I have sftp installed in some of my corporate servers (test and production).
However, I notice that it does not have the limit(l) option for bandwidth limit option.

Why is this? Is it because sftp was not installed with other necessary packages?

How do I make sftp available with the limit option?

I log in to one of the servers, and type "# man sftp". As you can see below, the synopsis section does not have [-l limit] in it :

SYNOPSIS
     sftp [-1Cv] [-B buffer_size] [-b batchfile] [-F ssh_config]
          [-o ssh_option] [-P sftp_server_path] [-R num_requests] [-S program]
          [-s subsystem | sftp_server] host
     sftp [[user@]host[:file [file]]]
     sftp [[user@]host[:dir[/]]]
     sftp -b batchfile [user@]host

Regards,
Aigini

Maybe Your OpenSSH-Version is too old.

Look here:

OpenSSH: Release Notes

As far as I understand the text, bandwidth limiting for sftp-client came with version:

OpenSSH 5.7/5.7p1 (2011-01-24)

CentOS(RHEL) 5.x ships OpenSSH Version 4.3. / CentOS(RHEL) 6.x ships OpenSSH Version 5.3 - both too old.
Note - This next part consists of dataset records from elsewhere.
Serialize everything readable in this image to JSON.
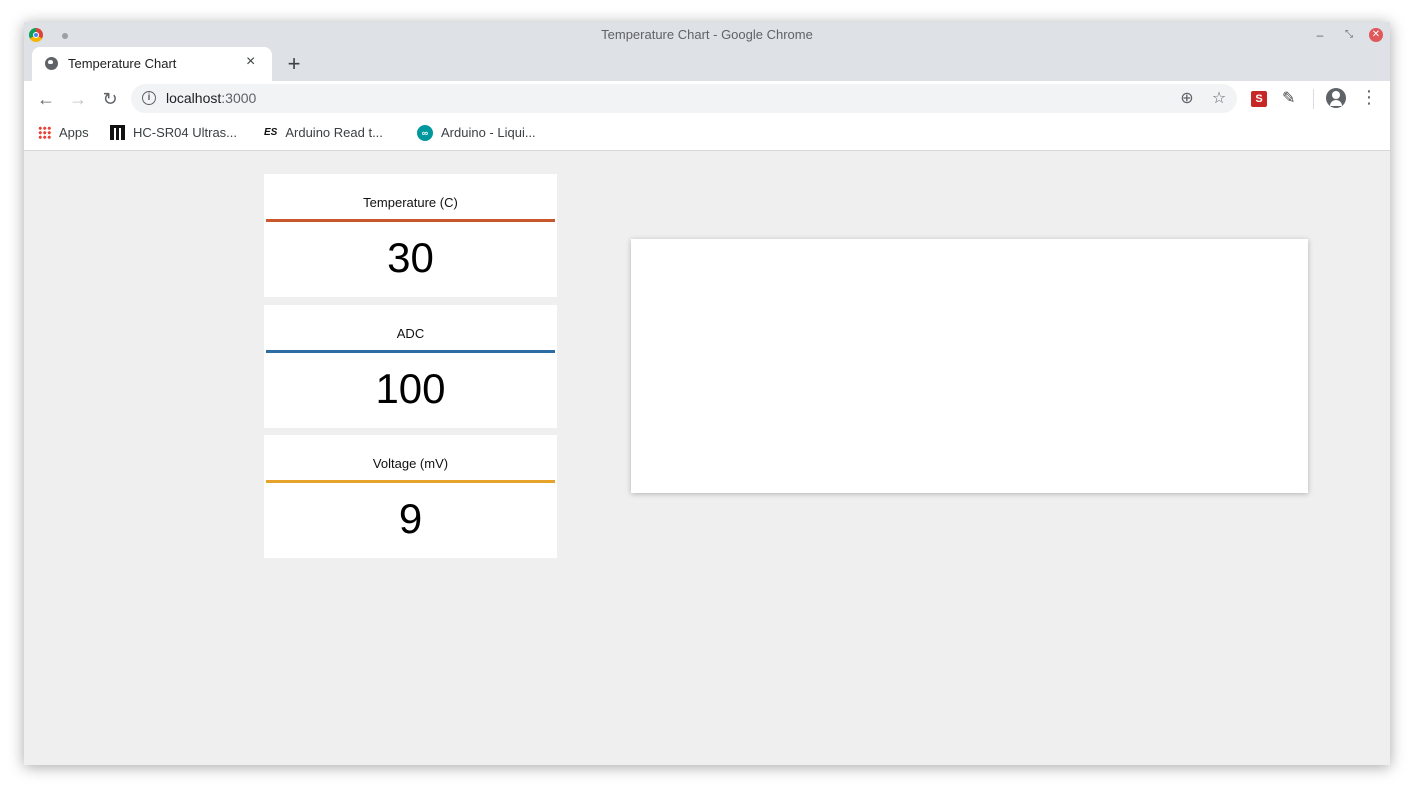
{
  "window": {
    "title": "Temperature Chart - Google Chrome"
  },
  "tabs": [
    {
      "label": "Temperature Chart",
      "active": true
    }
  ],
  "address_bar": {
    "host": "localhost",
    "port": ":3000"
  },
  "bookmarks": [
    {
      "label": "Apps",
      "icon": "apps-grid-icon"
    },
    {
      "label": "HC-SR04 Ultras...",
      "icon": "hc-favicon-icon"
    },
    {
      "label": "Arduino Read t...",
      "icon": "es-favicon-icon"
    },
    {
      "label": "Arduino - Liqui...",
      "icon": "arduino-favicon-icon"
    }
  ],
  "cards": [
    {
      "label": "Temperature (C)",
      "value": "30",
      "color": "#c8572b"
    },
    {
      "label": "ADC",
      "value": "100",
      "color": "#2e6da4"
    },
    {
      "label": "Voltage (mV)",
      "value": "9",
      "color": "#e5a429"
    }
  ],
  "colors": {
    "page_bg": "#efefef",
    "titlebar": "#dee1e6"
  }
}
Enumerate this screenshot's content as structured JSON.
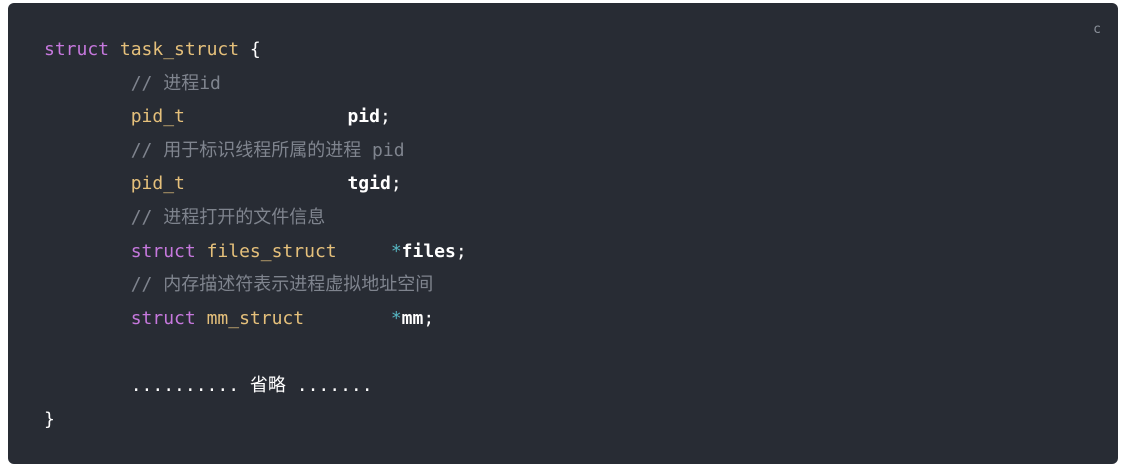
{
  "code_block": {
    "language_label": "c",
    "lines": {
      "l1": {
        "kw": "struct",
        "type": "task_struct",
        "rest": " {"
      },
      "l2": {
        "comment": "// 进程id"
      },
      "l3": {
        "type": "pid_t",
        "field": "pid",
        "end": ";"
      },
      "l4": {
        "comment": "// 用于标识线程所属的进程 pid"
      },
      "l5": {
        "type": "pid_t",
        "field": "tgid",
        "end": ";"
      },
      "l6": {
        "comment": "// 进程打开的文件信息"
      },
      "l7": {
        "kw": "struct",
        "type": "files_struct",
        "ptr": "*",
        "field": "files",
        "end": ";"
      },
      "l8": {
        "comment": "// 内存描述符表示进程虚拟地址空间"
      },
      "l9": {
        "kw": "struct",
        "type": "mm_struct",
        "ptr": "*",
        "field": "mm",
        "end": ";"
      },
      "l11": {
        "text": ".......... 省略 ......."
      },
      "l12": {
        "text": "}"
      }
    },
    "colors": {
      "background": "#282c34",
      "keyword": "#c678dd",
      "type": "#e5c07b",
      "comment": "#7f848e",
      "operator": "#56b6c2",
      "plain": "#ffffff"
    }
  }
}
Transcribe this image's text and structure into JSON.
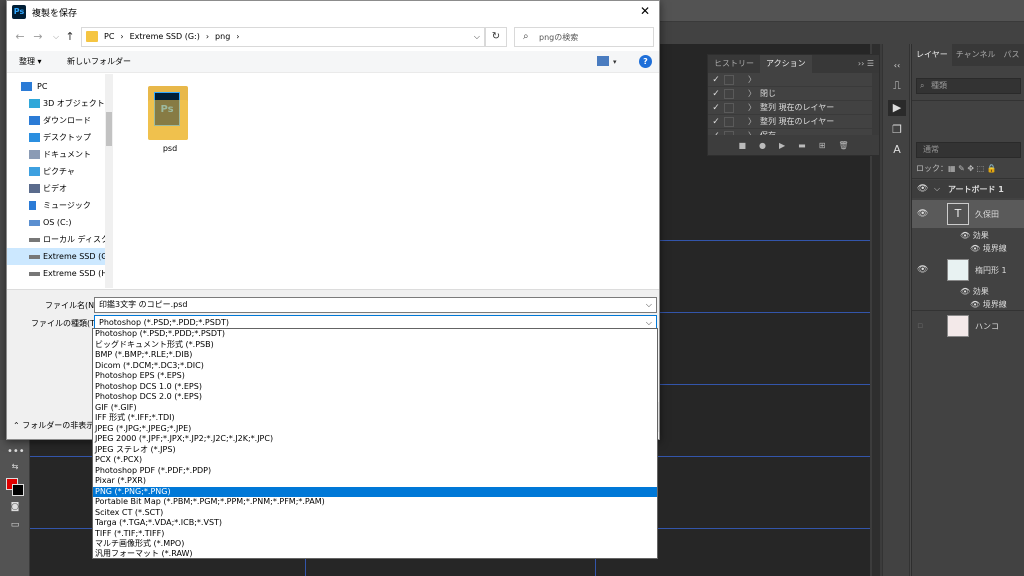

If it is an option you may use scp, which has bandwidth limiting since OpenSSH version 3.6.

Is it possible to upgrade the OpenSSH version in RHEL 5.8 to the latest available OpenSSH package? Will there be any stability problems? Or server crash?

You may recompile OpenSSH yourself from sources if you need it badly and use checkinstall to build packages, so you can easily deploy it on similar servers.

I myself would try to find another solution with the available programs. I think that's easier.

It sounds like your remote offices are being clobbered by file transfers. Talk to the people who administer your network. Cisco switches can limit bandwidth by protocol, for example. In this case ssh. It requires some diddling on their part so you may get pushback.